O colega frente a frente, escutava silenciosamente aquele abnegado cidadão. Aquele depoimento era mais um desabafo, um desabafo social, um desabafo para a humanidade e para com ele mesmo, era um desabafo encravado no seu inconsciente, aprisionado no seu Eu, quem sabe para quem? talvez para com DEUS. O colega escutava calado, silencioso e com olhar perdido, o colega estava noutro mundo, encotrava-se bem distante, não sei onde, num lugar longínquo; cabisbaixo.
Repentinamente, com os olhos marejados, voz trêmula, rompeu o silêncio, abraçou o guerreiro pai e balbuciou:
"PAI, AH SE TODOS OS PAIS FOSSEM ASSIM! COMO SERIA DIFERENTE".
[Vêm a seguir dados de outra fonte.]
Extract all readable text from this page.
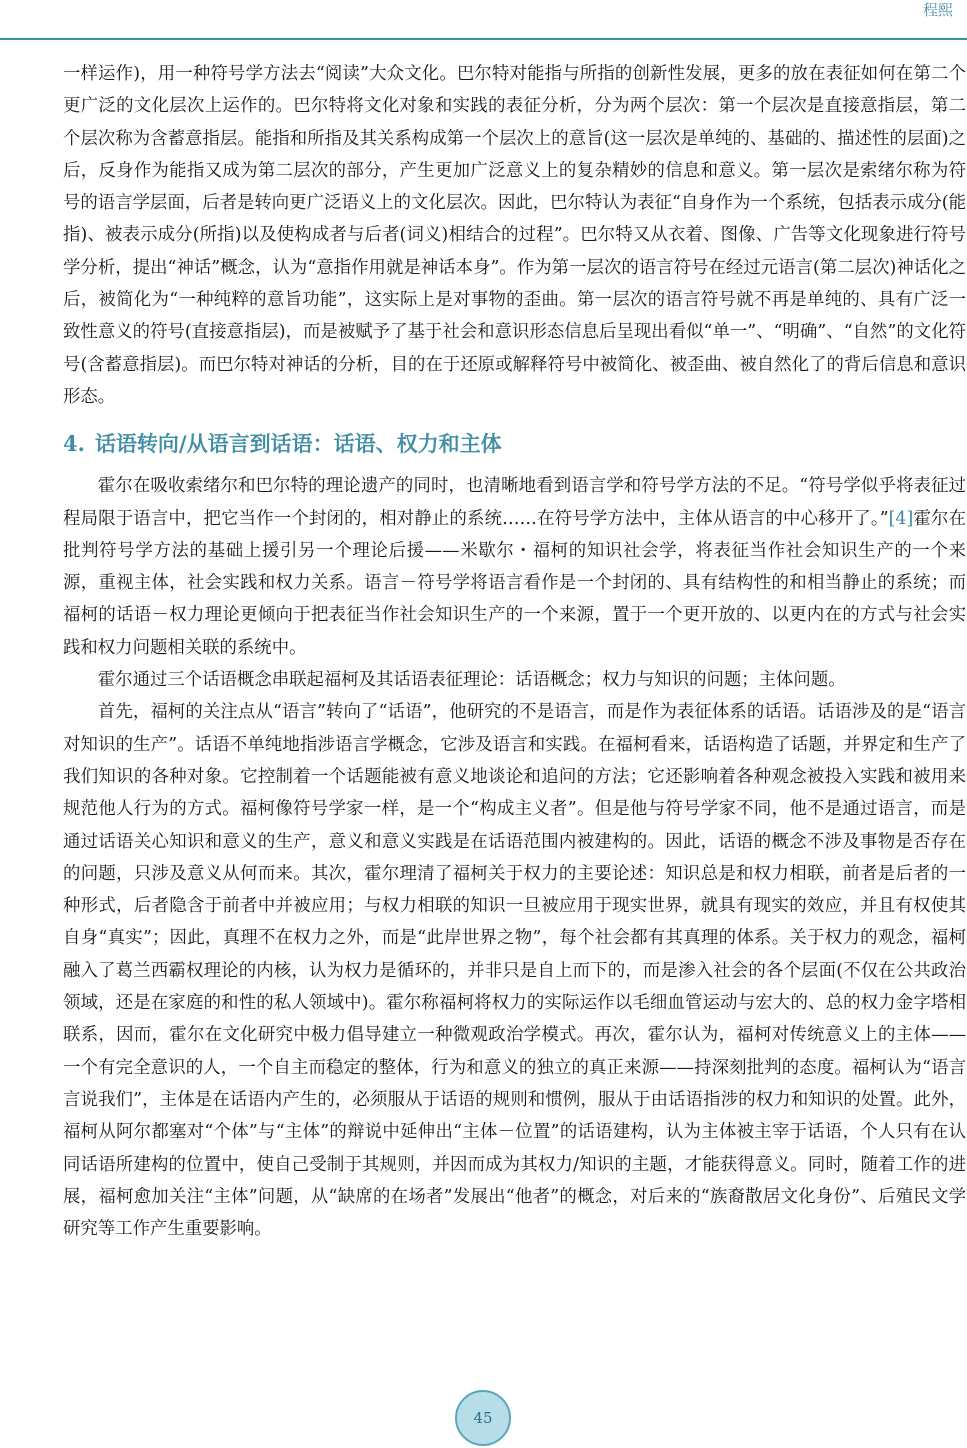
程熙

一样运作)，用一种符号学方法去“阅读”大众文化。巴尔特对能指与所指的创新性发展，更多的放在表征如何在第二个更广泛的文化层次上运作的。巴尔特将文化对象和实践的表征分析，分为两个层次：第一个层次是直接意指层，第二个层次称为含蓄意指层。能指和所指及其关系构成第一个层次上的意旨(这一层次是单纯的、基础的、描述性的层面)之后，反身作为能指又成为第二层次的部分，产生更加广泛意义上的复杂精妙的信息和意义。第一层次是索绪尔称为符号的语言学层面，后者是转向更广泛语义上的文化层次。因此，巴尔特认为表征“自身作为一个系统，包括表示成分(能指)、被表示成分(所指)以及使构成者与后者(词义)相结合的过程”。巴尔特又从衣着、图像、广告等文化现象进行符号学分析，提出“神话”概念，认为“意指作用就是神话本身”。作为第一层次的语言符号在经过元语言(第二层次)神话化之后，被简化为“一种纯粹的意旨功能”，这实际上是对事物的歪曲。第一层次的语言符号就不再是单纯的、具有广泛一致性意义的符号(直接意指层)，而是被赋予了基于社会和意识形态信息后呈现出看似“单一”、“明确”、“自然”的文化符号(含蓄意指层)。而巴尔特对神话的分析，目的在于还原或解释符号中被简化、被歪曲、被自然化了的背后信息和意识形态。

4. 话语转向/从语言到话语：话语、权力和主体

霍尔在吸收索绪尔和巴尔特的理论遗产的同时，也清晰地看到语言学和符号学方法的不足。“符号学似乎将表征过程局限于语言中，把它当作一个封闭的，相对静止的系统……在符号学方法中，主体从语言的中心移开了。”[4]霍尔在批判符号学方法的基础上援引另一个理论后援——米歇尔・福柯的知识社会学，将表征当作社会知识生产的一个来源，重视主体，社会实践和权力关系。语言－符号学将语言看作是一个封闭的、具有结构性的和相当静止的系统；而福柯的话语－权力理论更倾向于把表征当作社会知识生产的一个来源，置于一个更开放的、以更内在的方式与社会实践和权力问题相关联的系统中。

霍尔通过三个话语概念串联起福柯及其话语表征理论：话语概念；权力与知识的问题；主体问题。

首先，福柯的关注点从“语言”转向了“话语”，他研究的不是语言，而是作为表征体系的话语。话语涉及的是“语言对知识的生产”。话语不单纯地指涉语言学概念，它涉及语言和实践。在福柯看来，话语构造了话题，并界定和生产了我们知识的各种对象。它控制着一个话题能被有意义地谈论和追问的方法；它还影响着各种观念被投入实践和被用来规范他人行为的方式。福柯像符号学家一样，是一个“构成主义者”。但是他与符号学家不同，他不是通过语言，而是通过话语关心知识和意义的生产，意义和意义实践是在话语范围内被建构的。因此，话语的概念不涉及事物是否存在的问题，只涉及意义从何而来。其次，霍尔理清了福柯关于权力的主要论述：知识总是和权力相联，前者是后者的一种形式，后者隐含于前者中并被应用；与权力相联的知识一旦被应用于现实世界，就具有现实的效应，并且有权使其自身“真实”；因此，真理不在权力之外，而是“此岸世界之物”，每个社会都有其真理的体系。关于权力的观念，福柯融入了葛兰西霸权理论的内核，认为权力是循环的，并非只是自上而下的，而是渗入社会的各个层面(不仅在公共政治领域，还是在家庭的和性的私人领域中)。霍尔称福柯将权力的实际运作以毛细血管运动与宏大的、总的权力金字塔相联系，因而，霍尔在文化研究中极力倡导建立一种微观政治学模式。再次，霍尔认为，福柯对传统意义上的主体——一个有完全意识的人，一个自主而稳定的整体，行为和意义的独立的真正来源——持深刻批判的态度。福柯认为“语言言说我们”，主体是在话语内产生的，必须服从于话语的规则和惯例，服从于由话语指涉的权力和知识的处置。此外，福柯从阿尔都塞对“个体”与“主体”的辩说中延伸出“主体－位置”的话语建构，认为主体被主宰于话语，个人只有在认同话语所建构的位置中，使自己受制于其规则，并因而成为其权力/知识的主题，才能获得意义。同时，随着工作的进展，福柯愈加关注“主体”问题，从“缺席的在场者”发展出“他者”的概念，对后来的“族裔散居文化身份”、后殖民文学研究等工作产生重要影响。

45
Pegou as rédeas do atendimento, arranjou energia não sei aonde, atendeu, conversou, riu, ofereceu o seu lanche noturno e o café da manhã para aquele pai exemplar. Alimentou a criança, pediu-me que passasse o plantão pela manhã e com a criança medicada, a bolsa cheia de amostras e muita disposição foi conhecer na periferia onde morava um homem, onde morava um cidadão, onde morava um verdadeiro pai e saíram os três na mesma condução, tendo o médico assistente como o condutor.
Ainda hoje, nos encontros da vida, Dr Zezinho escuta do nobre e gentil colega:
"Meu amigo, muito obrigado, a medicina não é só conhecimentos técnicos é muito mais. A medicina é o social, é o humanismo, é a ética, é o altruísmo, é a essência da cidadania, é uma das representantes fiel de Deus."
"Ser médico enfim, é ser um misto de tudo quanto é de bom, ser médico é
ser provedor, acolhedor e compreender os encontros e os desencontros do homem . Ser médico, na essência da vida, é apenas ser Médico. APENAS."